P.Ch.: To będzie zależeć od typu projektu. Cały priorytet „Dobre rządzenie” składa się z 3 elementów. Pierwszy to pomoc dla administracji publicznej w doskonaleniu procesów zarządzania, wsparcie kadr i potencjału wewnątrz administracji oraz wsparcie ludzi w kreowaniu polityk publicznych dobrej jakości.

Drugi element to wspomaganie współpracy pomiędzy administracją publiczną, a partnerami. Chcemy promować partnerstwo publiczno-prywatne i pomagać w tworzeniu systemów pozwalających na efektywne zlecanie przez administrację zadań partnerom.

Trzeci element „Dobrego Rządzenia” to wsparcie dla samych partnerów w tym, aby mogli świadczyć usługi przekazywane im przez administrację i byli przygotowani do kreowania polityk publicznych.

M.W.: Wydatki kwalifikowalne, w tym wydatki na szkolenia i rozwój, urzędy mogą ponosić już dziś. Czy ktoś się na to decyduje?

P.Ch.: Rzeczywiście, teoretycznie istnieje możliwość ponoszenia wydatków kwalifikowalnych przed ustaleniem szczegółowych wytycznych, już od momentu przekazania projektu programu operacyjnego do Komisji Europejskiej. Ale wiele jednostek administracji się na to nie zdecyduje, ponieważ robi to właściwie na własne ryzyko. Jakieś wydatki mogą nie zmieścić się wśród kosztów kwalifikowanych. Bardzo ważne dla wdrażania Programu Operacyjnego Kapitał Ludzki będzie powołanie Komitetu Monitorującego, co powinno nastąpić 3 miesiące od zakończenia negocjacji z Komisją Europejską. Komitet Monitorujący przyjmie kryteria, na podstawie których będzie udzielane wsparcie. Od tego momentu można liczyć już na pokazanie się projektów konkursowych oraz systemowych.
Część projektów, które mamy już zdiagnozowane, będzie realizowanych wcześniej. Będą to głównie projekty systemowe, realizowane „odgórnie”, a nie konkursowe. Większość konkursów zacznie się jesienią tego roku.
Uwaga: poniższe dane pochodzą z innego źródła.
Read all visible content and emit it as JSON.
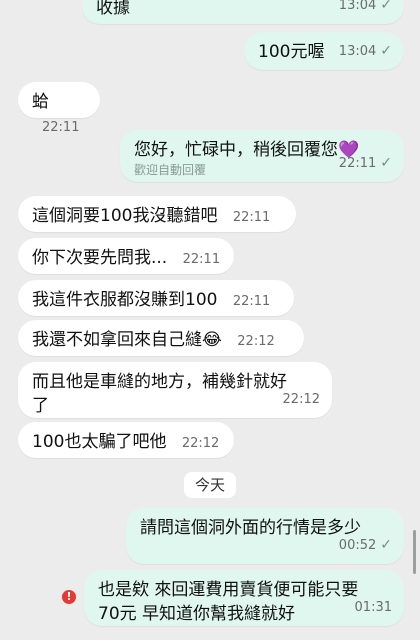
{
  "messages": [
    {
      "id": "m1",
      "dir": "out",
      "text": "收據",
      "time": "13:04",
      "read": true
    },
    {
      "id": "m2",
      "dir": "out",
      "text": "100元喔",
      "time": "13:04",
      "read": true
    },
    {
      "id": "m3",
      "dir": "in",
      "text": "蛤",
      "time": "22:11"
    },
    {
      "id": "m4",
      "dir": "out",
      "text": "您好，忙碌中，稍後回覆您💜",
      "sub": "歡迎自動回覆",
      "time": "22:11",
      "read": true
    },
    {
      "id": "m5",
      "dir": "in",
      "text": "這個洞要100我沒聽錯吧",
      "time": "22:11"
    },
    {
      "id": "m6",
      "dir": "in",
      "text": "你下次要先問我...",
      "time": "22:11"
    },
    {
      "id": "m7",
      "dir": "in",
      "text": "我這件衣服都沒賺到100",
      "time": "22:11"
    },
    {
      "id": "m8",
      "dir": "in",
      "text": "我還不如拿回來自己縫😂",
      "time": "22:12"
    },
    {
      "id": "m9",
      "dir": "in",
      "text": "而且他是車縫的地方，補幾針就好\n了",
      "time": "22:12"
    },
    {
      "id": "m10",
      "dir": "in",
      "text": "100也太騙了吧他",
      "time": "22:12"
    },
    {
      "id": "m11",
      "dir": "out",
      "text": "請問這個洞外面的行情是多少",
      "time": "00:52",
      "read": true
    },
    {
      "id": "m12",
      "dir": "out",
      "text": "也是欸 來回運費用賣貨便可能只要\n70元 早知道你幫我縫就好",
      "time": "01:31",
      "failed": true
    }
  ],
  "date_separator": "今天",
  "icons": {
    "read": "check-icon",
    "error": "error-icon"
  },
  "colors": {
    "incoming": "#ffffff",
    "outgoing": "#dff7ee",
    "background": "#ececec",
    "error": "#e53935"
  }
}
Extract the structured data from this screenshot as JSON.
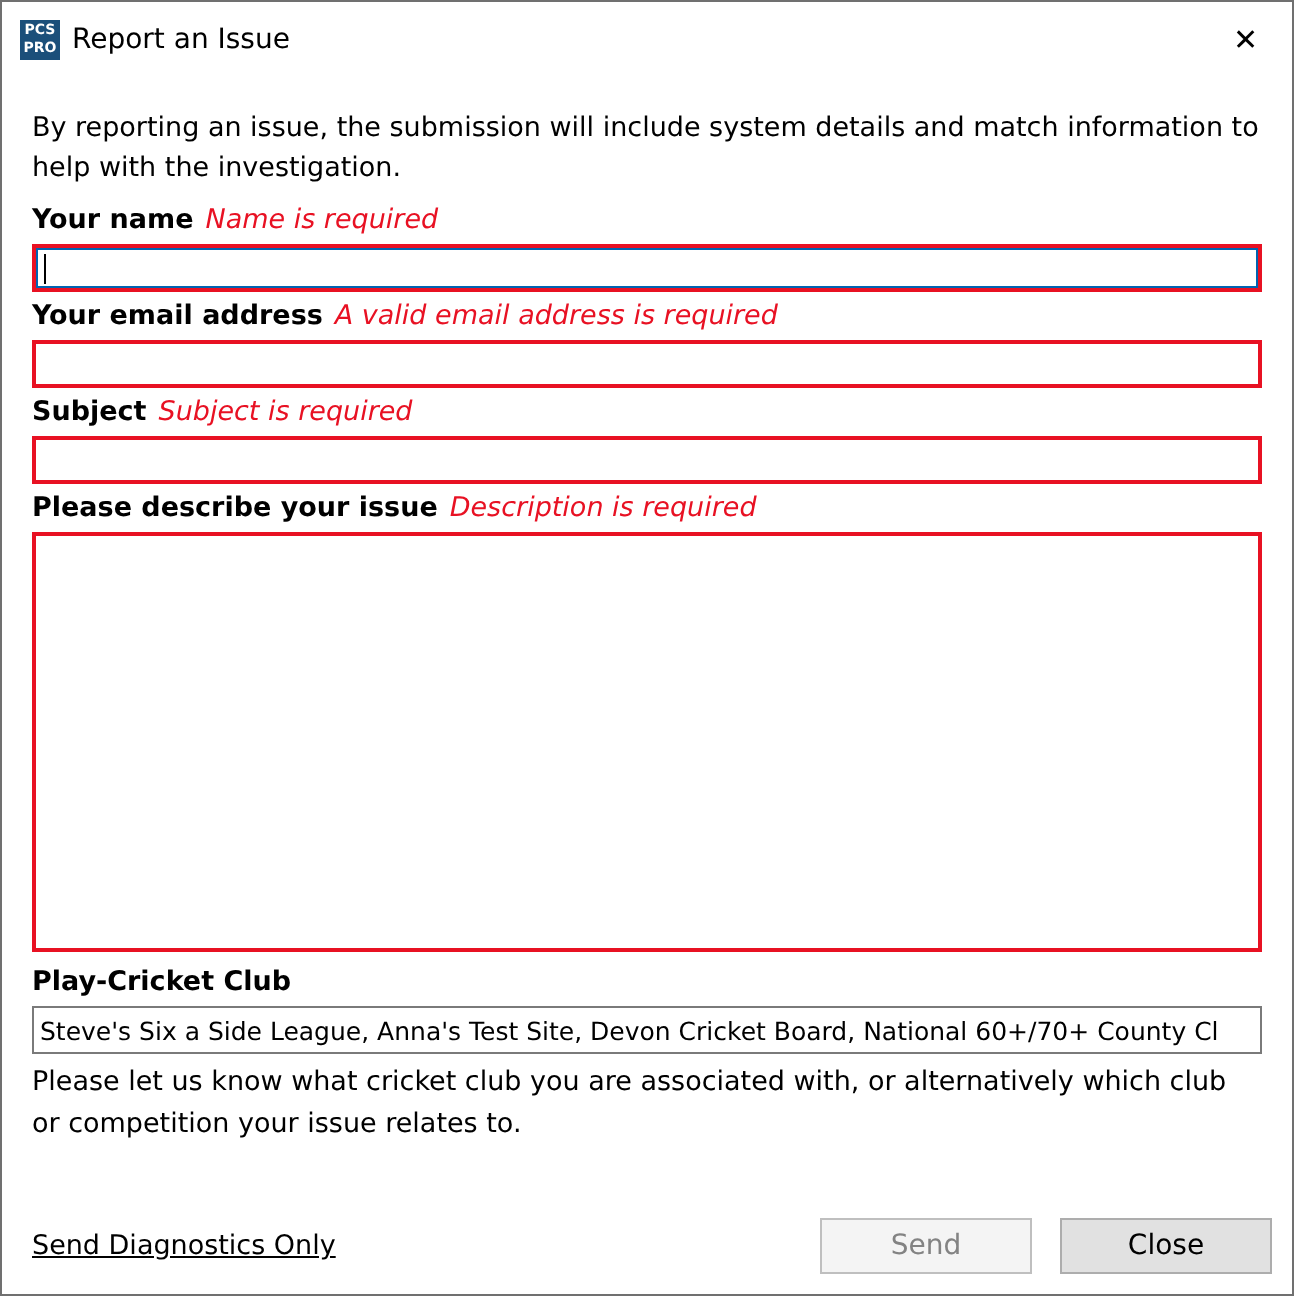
{
  "window": {
    "title": "Report an Issue",
    "logo_top": "PCS",
    "logo_bottom": "PRO",
    "close": "✕"
  },
  "intro": "By reporting an issue, the submission will include system details and match information to help with the investigation.",
  "fields": [
    {
      "kind": "text",
      "label": "Your name",
      "error": "Name is required",
      "focused": true
    },
    {
      "kind": "text",
      "label": "Your email address",
      "error": "A valid email address is required",
      "focused": false
    },
    {
      "kind": "text",
      "label": "Subject",
      "error": "Subject is required",
      "focused": false
    },
    {
      "kind": "textarea",
      "label": "Please describe your issue",
      "error": "Description is required",
      "focused": false
    }
  ],
  "club": {
    "label": "Play-Cricket Club",
    "value": "Steve's Six a Side League, Anna's Test Site, Devon Cricket Board, National 60+/70+ County Cl",
    "help": "Please let us know what cricket club you are associated with, or alternatively which club or competition your issue relates to."
  },
  "diagnostics_link": "Send Diagnostics Only",
  "buttons": [
    {
      "label": "Send",
      "disabled": true
    },
    {
      "label": "Close",
      "disabled": false
    }
  ]
}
M.W.: Z czego mogą wynikać ewentualne problemy w rozmowach z Komisją Europejską, które mogłyby przesunąć termin zakończenia negocjacji?

P.Ch.: Będą to zapewne bardzo trudne negocjacje. Po pierwsze, Polska jest największym beneficjentem polityki spójności UE i trzeba założyć, że w związku z tym KE będzie uważnie przyglądać się naszym programom.
Po drugie, Program Operacyjny Kapitał Ludzki jest prawdopodobnie największym programem w historii Europejskiego Funduszu Społecznego. Obejmuje on bardzo rozległy obszar – od tak klasycznych kwestii jak przeciwdziałanie bezrobociu czy wykluczeniu społecznemu, po stosunkowo nowe obszary, takie jak ochrona zdrowia czy poprawa jakości administracji publicznej. Struktura programu też jest dość rozległa – zaangażowanych jest wiele instytucji. Kwota przeznaczona na program wynosi ponad 11 mld euro.
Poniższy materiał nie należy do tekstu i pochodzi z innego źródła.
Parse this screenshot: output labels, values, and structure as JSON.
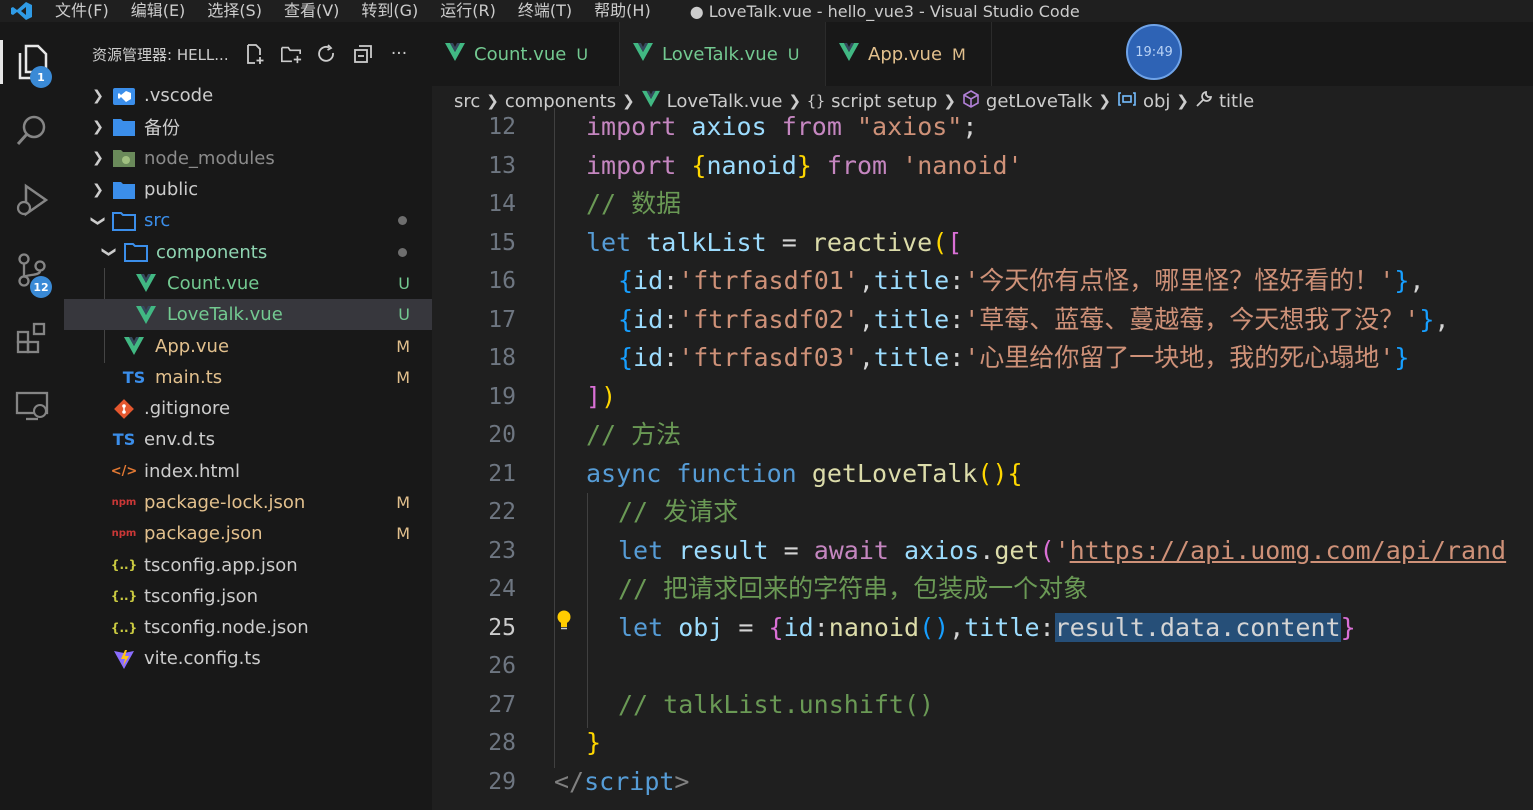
{
  "titlebar": {
    "menu": [
      "文件(F)",
      "编辑(E)",
      "选择(S)",
      "查看(V)",
      "转到(G)",
      "运行(R)",
      "终端(T)",
      "帮助(H)"
    ],
    "window_title": "● LoveTalk.vue - hello_vue3 - Visual Studio Code"
  },
  "activitybar": {
    "explorer_badge": "1",
    "scm_badge": "12"
  },
  "sidebar": {
    "title": "资源管理器: HELL...",
    "tree": [
      {
        "name": ".vscode",
        "status": ""
      },
      {
        "name": "备份",
        "status": ""
      },
      {
        "name": "node_modules",
        "status": ""
      },
      {
        "name": "public",
        "status": ""
      },
      {
        "name": "src",
        "status": ""
      },
      {
        "name": "components",
        "status": ""
      },
      {
        "name": "Count.vue",
        "status": "U"
      },
      {
        "name": "LoveTalk.vue",
        "status": "U"
      },
      {
        "name": "App.vue",
        "status": "M"
      },
      {
        "name": "main.ts",
        "status": "M"
      },
      {
        "name": ".gitignore",
        "status": ""
      },
      {
        "name": "env.d.ts",
        "status": ""
      },
      {
        "name": "index.html",
        "status": ""
      },
      {
        "name": "package-lock.json",
        "status": "M"
      },
      {
        "name": "package.json",
        "status": "M"
      },
      {
        "name": "tsconfig.app.json",
        "status": ""
      },
      {
        "name": "tsconfig.json",
        "status": ""
      },
      {
        "name": "tsconfig.node.json",
        "status": ""
      },
      {
        "name": "vite.config.ts",
        "status": ""
      }
    ],
    "icon_labels": {
      "ts": "TS",
      "json": "{..}",
      "html": "</>",
      "npm": "npm"
    }
  },
  "tabs": [
    {
      "label": "Count.vue",
      "status": "U"
    },
    {
      "label": "LoveTalk.vue",
      "status": "U"
    },
    {
      "label": "App.vue",
      "status": "M"
    }
  ],
  "clock": "19:49",
  "breadcrumb": {
    "src": "src",
    "components": "components",
    "file": "LoveTalk.vue",
    "block": "script setup",
    "fn": "getLoveTalk",
    "obj": "obj",
    "prop": "title"
  },
  "code": {
    "line_numbers": [
      "12",
      "13",
      "14",
      "15",
      "16",
      "17",
      "18",
      "19",
      "20",
      "21",
      "22",
      "23",
      "24",
      "25",
      "26",
      "27",
      "28",
      "29"
    ],
    "current_line": "25",
    "selected_text": "result.data.content",
    "strings": {
      "s12": "\"axios\"",
      "s13": "'nanoid'",
      "c14": "// 数据",
      "s16a": "'ftrfasdf01'",
      "s16b": "'今天你有点怪，哪里怪？怪好看的！'",
      "s17a": "'ftrfasdf02'",
      "s17b": "'草莓、蓝莓、蔓越莓，今天想我了没？'",
      "s18a": "'ftrfasdf03'",
      "s18b": "'心里给你留了一块地，我的死心塌地'",
      "c20": "// 方法",
      "c22": "// 发请求",
      "s23": "https://api.uomg.com/api/rand",
      "c24": "// 把请求回来的字符串，包装成一个对象",
      "c27": "// talkList.unshift()"
    }
  },
  "colors": {
    "accent_blue": "#3a8ad6",
    "vue_green": "#41b883",
    "modified": "#e2c08d",
    "untracked": "#73c991"
  }
}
M.W.: Czy równolegle w czasie oczekiwania na stanowisko Komisji Europejskiej są w Polsce tworzone jakieś szczegółowe plany wydawania pieniędzy?

P.Ch.: Polska ustawa o zasadach prowadzenia polityki rozwoju wprowadziła dokument nazwany „Szczegółowym Opisem Priorytetu”. Ma on służyć szczegółowemu określeniu zasad przyznawania środków z danego programu operacyjnego. Sam opis Programu Operacyjnego jest bardzo ogólny i mówi tylko jakie działania w ramach tego programu będą realizowane.
Na stronie Ministerstwa Rozwoju Regionalnego dostępny jest już Projekt Szczegółowego Opisu Priorytetów Programu Operacyjnego Kapitał Ludzki, który teraz będzie poddany konsultacjom z partnerami społecznymi. Ostateczny kształt tego dokumentu będzie określał komu, przez kogo i na podstawie jakich kryteriów będzie udzielane wsparcie.
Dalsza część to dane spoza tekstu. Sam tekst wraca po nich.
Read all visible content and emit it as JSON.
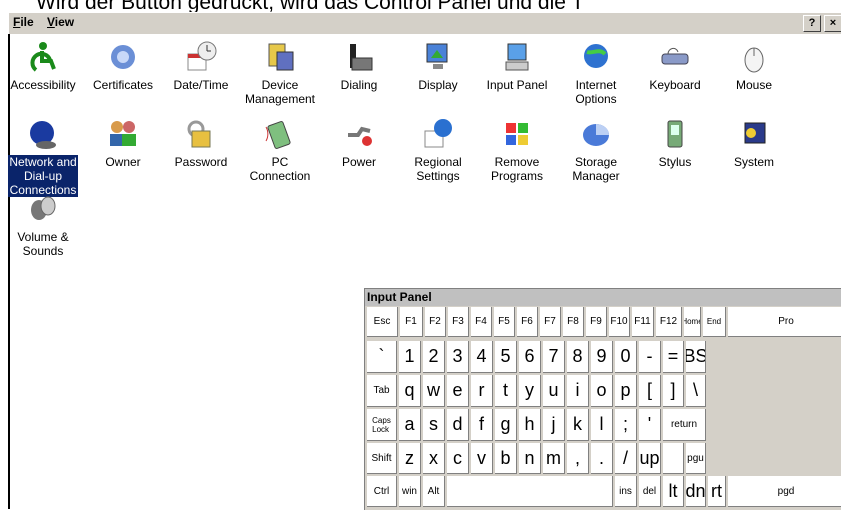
{
  "caption": "Wird der Button gedrückt, wird das Control Panel und die T",
  "menubar": {
    "file": "File",
    "view": "View",
    "help": "?",
    "close": "×"
  },
  "icons": [
    {
      "label": "Accessibility",
      "icon": "accessibility-icon"
    },
    {
      "label": "Certificates",
      "icon": "certificates-icon"
    },
    {
      "label": "Date/Time",
      "icon": "datetime-icon"
    },
    {
      "label": "Device\nManagement",
      "icon": "device-management-icon"
    },
    {
      "label": "Dialing",
      "icon": "dialing-icon"
    },
    {
      "label": "Display",
      "icon": "display-icon"
    },
    {
      "label": "Input Panel",
      "icon": "input-panel-icon"
    },
    {
      "label": "Internet\nOptions",
      "icon": "internet-options-icon"
    },
    {
      "label": "Keyboard",
      "icon": "keyboard-icon"
    },
    {
      "label": "Mouse",
      "icon": "mouse-icon"
    },
    {
      "label": "Network and\nDial-up\nConnections",
      "icon": "network-icon",
      "selected": true
    },
    {
      "label": "Owner",
      "icon": "owner-icon"
    },
    {
      "label": "Password",
      "icon": "password-icon"
    },
    {
      "label": "PC\nConnection",
      "icon": "pc-connection-icon"
    },
    {
      "label": "Power",
      "icon": "power-icon"
    },
    {
      "label": "Regional\nSettings",
      "icon": "regional-settings-icon"
    },
    {
      "label": "Remove\nPrograms",
      "icon": "remove-programs-icon"
    },
    {
      "label": "Storage\nManager",
      "icon": "storage-manager-icon"
    },
    {
      "label": "Stylus",
      "icon": "stylus-icon"
    },
    {
      "label": "System",
      "icon": "system-icon"
    },
    {
      "label": "Volume &\nSounds",
      "icon": "volume-icon"
    }
  ],
  "input_panel": {
    "title": "Input Panel",
    "rows": [
      [
        "Esc",
        "F1",
        "F2",
        "F3",
        "F4",
        "F5",
        "F6",
        "F7",
        "F8",
        "F9",
        "F10",
        "F11",
        "F12",
        "Home",
        "End",
        "Pro"
      ],
      [
        "`",
        "1",
        "2",
        "3",
        "4",
        "5",
        "6",
        "7",
        "8",
        "9",
        "0",
        "-",
        "=",
        "BS"
      ],
      [
        "Tab",
        "q",
        "w",
        "e",
        "r",
        "t",
        "y",
        "u",
        "i",
        "o",
        "p",
        "[",
        "]",
        "\\"
      ],
      [
        "Caps\nLock",
        "a",
        "s",
        "d",
        "f",
        "g",
        "h",
        "j",
        "k",
        "l",
        ";",
        "'",
        "return"
      ],
      [
        "Shift",
        "z",
        "x",
        "c",
        "v",
        "b",
        "n",
        "m",
        ",",
        ".",
        "/",
        "up",
        "",
        "pgu"
      ],
      [
        "Ctrl",
        "win",
        "Alt",
        "",
        "ins",
        "del",
        "lt",
        "dn",
        "rt",
        "pgd"
      ]
    ]
  }
}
M.W.: O środki na realizację projektów będą starać się m.in. firmy szkoleniowe i jednostki administracji. Czy będzie to się odbywało podobnie jak w przypadku projektów w ramach SPO RZL, w działaniu „Rozwój kadr nowoczesnej gospodarki” w latach 2004 – 2006? Czy będzie działanie konsorcjów i ubieganie się przez nie o dofinansowanie wspólnie z beneficjentami ostatecznymi?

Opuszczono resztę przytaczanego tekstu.